Hey can we talk about how the very recent SAMS stuff has turned out to be a brilliant twist of audience complicity?
With the most recent eps, its become blindingly clear that Dark Sun has been manipulating or influencing Moon's actions to some degree. And looking back over it, it's really fun trying to pick out the point where Moon started going downhill and being like 'oh, that's how he was being pushed'. Folks remembered that Moon was the first person Dark Sun ever grabbed, forcibly scanning him before sending him back home. Dark Sun outright told Eclipse that he wanted to do something to Moon.
Now Moon's reactions make more sense. The yelling, the lashing out at his family in a way he's never done before. The extremes that seem so Out-of-Character.
But at the time it was happening?
No one was talking about manipulation. Everyone was willing to go 'I guess Moon sucks actually'.
How great is that! We're omniscient, more or less! The audience is exposed to interactions and monologues that the characters never see. We have knowledge like the exact things Moon said to Old Moon, or Dark Sun said to him. We can go back and reference them!
And yet we were led into the exact same trap as the characters-- looking at Moon and going 'you're no better than Old Moon'.
The thing Moon hates the most! That comparison to Old Moon, the fear that he really isn't any better. Haunted by a spectre of a shitty person that was apparently loved anyway. And you'd think we, as the audience, would remember that, but as soon as he slips up the comparisons start flying. I was doing it too!

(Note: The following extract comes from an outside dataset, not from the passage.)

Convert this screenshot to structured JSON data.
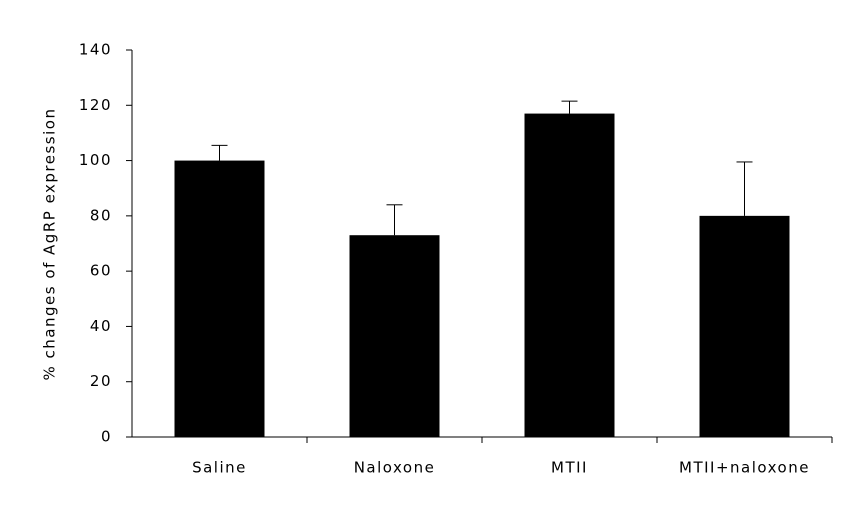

And that's why I think the recent twist has been brilliant, because they hid it inside what they knew the audience would assume, like a pill inside some shitty cheese. By tying Moon's instability to his grief, it made his actions seem more plausible, and therefore it was seen as a failure of his character. Oh, clearly Moon just sucks as a person I guess.
We the audience failed the guy just as hard as his family did for not stepping back and going 'waaaaaait a minute', and we were manipulated by the writing into that failure (as, y'know, that's how writing works).